E’ un
dibattito relativamente al quale fiumi di inchiostro sono corsi, tomi alti
spanne sono stati dati alle stampe, tavole rotonde, quadrate e bislunghe
organizzate; consessi ai quali hanno partecipato i più diversi “rappresentanti
della montagna”; ma è indubbio che ad una soluzione, o almeno ad un compromesso,
non si sia ancora giunti. Forse, semplicemente, perché una soluzione non esiste.
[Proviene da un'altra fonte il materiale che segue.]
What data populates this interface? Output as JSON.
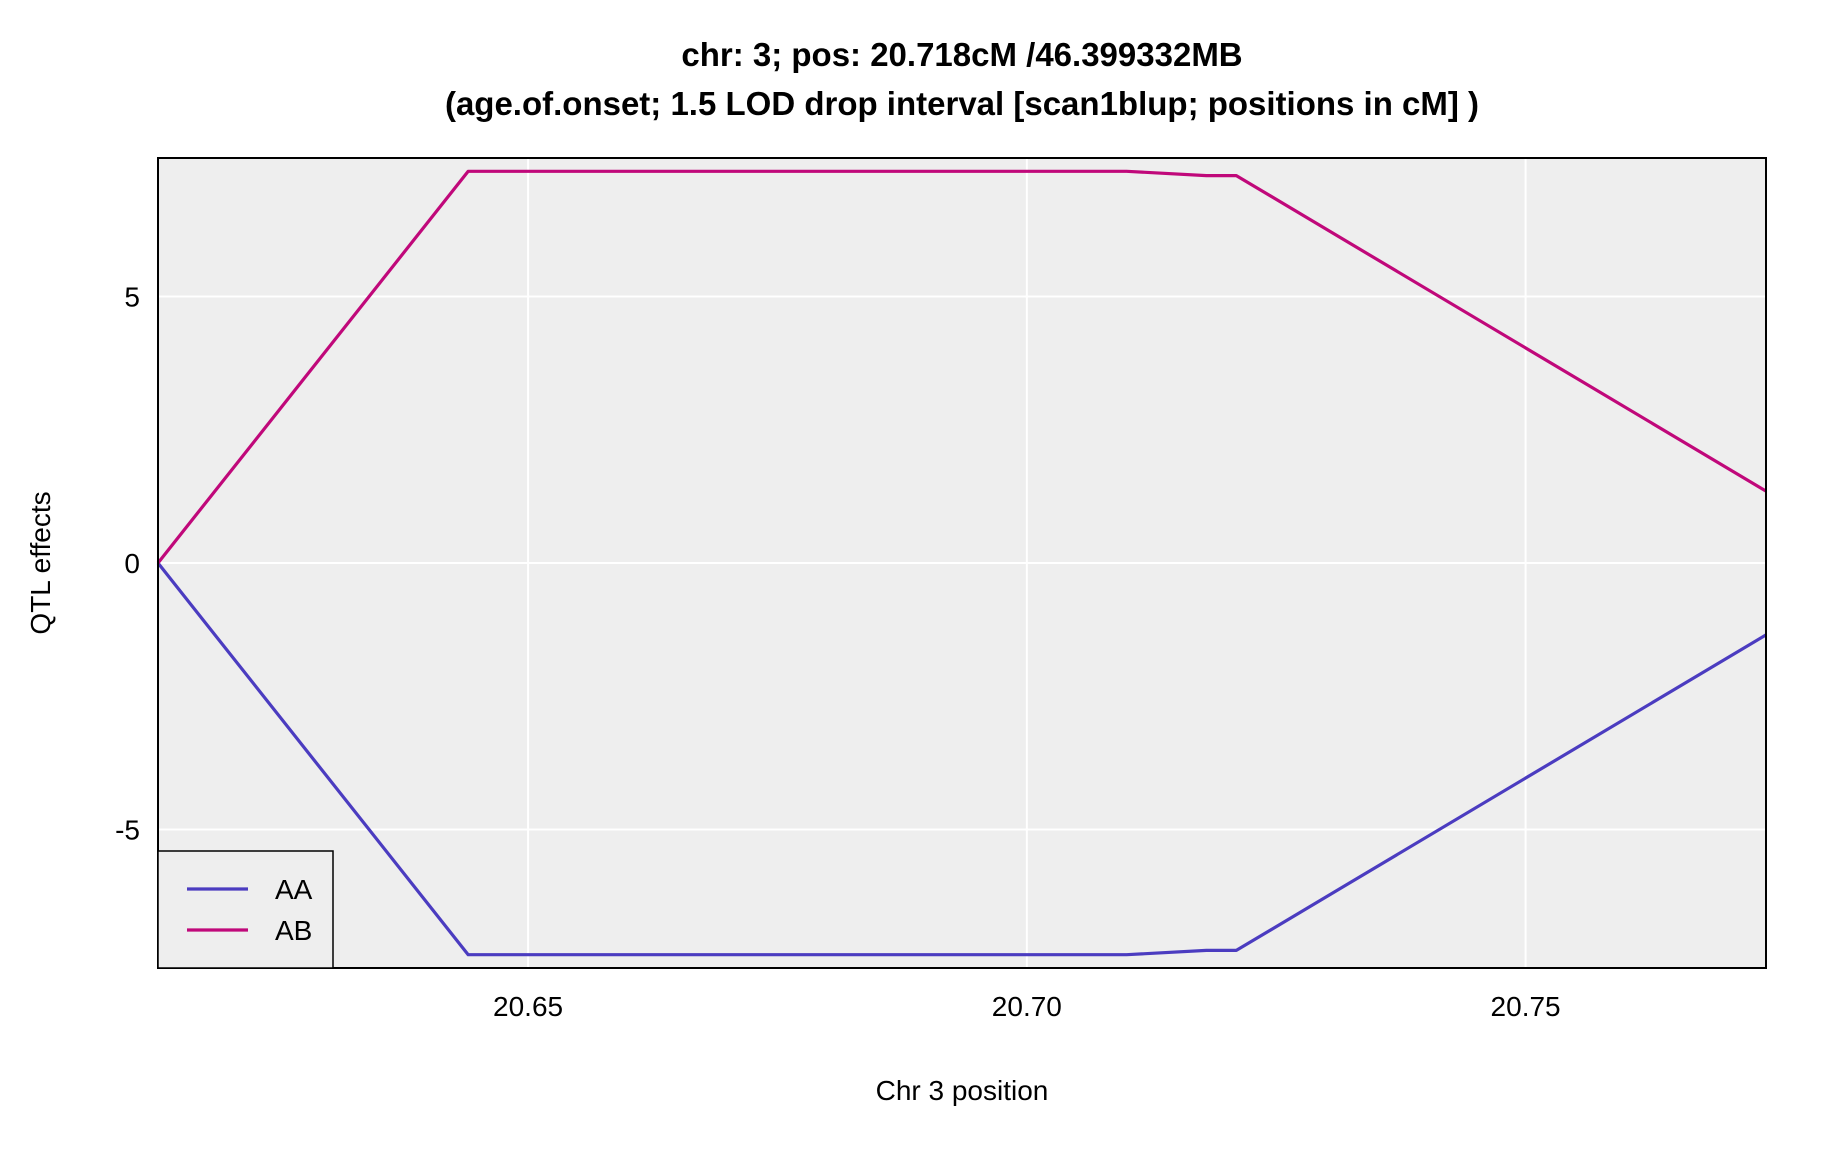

O forse perché il problema dell’impossibile equilibrio fra la tutela
dell’ambiente alpino ed il suo “sviluppo” è qualcosa che si inquadra nella più
ampia e complessa tematica della relazione fra uomo e ambiente. Un tema che è
sotto gli occhi di tutti, mediaticamente costantemente esposto vista la sua
tragica attualità.
Detto
questo è con uno spirito necessariamente diverso che i climber del terzo
millennio devono approcciarsi alle interessanti opportunità arrampicatorie
offerte da questo limitato acrocoro. Lo spirito più consono è probabilmente
quello della tolleranza, mediata da un tentativo di comprensione; cosa davvero
difficile per chi ami veramente gli spazi alpini senza potersi confondere con
coloro che abilmente o forse inconsciamente tramutano e confondono tale
pubblicizzato amore con l’affetto nutrito nei confronti della progressiva
pinguedine del proprio conto in banca. Un atteggiamento basato sull’accettazione
dello status quo o della difesa del diritto all’accessibilità agli
ambienti montani anche da parte di coloro che, impossibilitati o svogliati, non
vi si avvicinino passando per il magico filtro della fatica. Quel forse sta a
significare che allo sfruttamento della montagna andrebbe posto sempre e
comunque un limite; un limite diverso da quello degli appetiti speculativi,
teoricamente e praticamente infiniti, di tanti gorettiani cuori affranti e
trafitti per i "grami destini delle genti di montagna"; un limite dato
dall’imprescindibile dovere, ancor prima che dall'inderogabile esigenza, di
tutelare una realtà naturale unica ed irripetibile peraltro basata su equilibri
delicati e di impossibile ricostituzione una volta che ne siano state lese o
recise le radici.
Fatta
questa debita premessa la massacrata conca del moribondo ghiacciaio del Presena
offre alcuni itinerari assolutamente degni di una ripetizione. Le ascensioni più
interessanti vengono però offerte dal selvaggio e fortunatamente (almeno per
ora!) intatto versante Ovest del Castellaccio, quel medesimo versante che fa da
stupendo sfondo alla conca del sempre più grande ed inurbato ‘paesello che fu’
di Ponte di Legno.
Sui
pilastri di questa bella montagna, ammirando un panorama tra i migliori che il
massiccio possa offrire, itinerari moderni si accompagnano ad ascensioni ormai
entrate a far parte del novero delle salite classiche del massiccio. Mentre si
ascende, avvolti nel silenzio e nei refoli del vento, lo sguardo potrà
estendersi alla vasta meravigliosa vallata glaciale del Pisgana che qualche
"valorizzatore" vorrebbe adorna di impianti, piste, ristoranti, bar ed altri
supporti di fruizione ludica; il tutto condito da musica pop a go-go sparata a
tutti decibels da altoparlanti copiosamente distribuiti perché all’arcano
e pericolosamente interiorizzante silenzio della montagna non sia più lasciato
spazio nella civiltà dello scontato, del risaputo, del falsamente accessibile.
Auguriamoci vivamente che il futuro ci risparmi da tutto questo lasciando il
ghiacciaio del Pisgana avvolto nel suo antico e prezioso silenzio!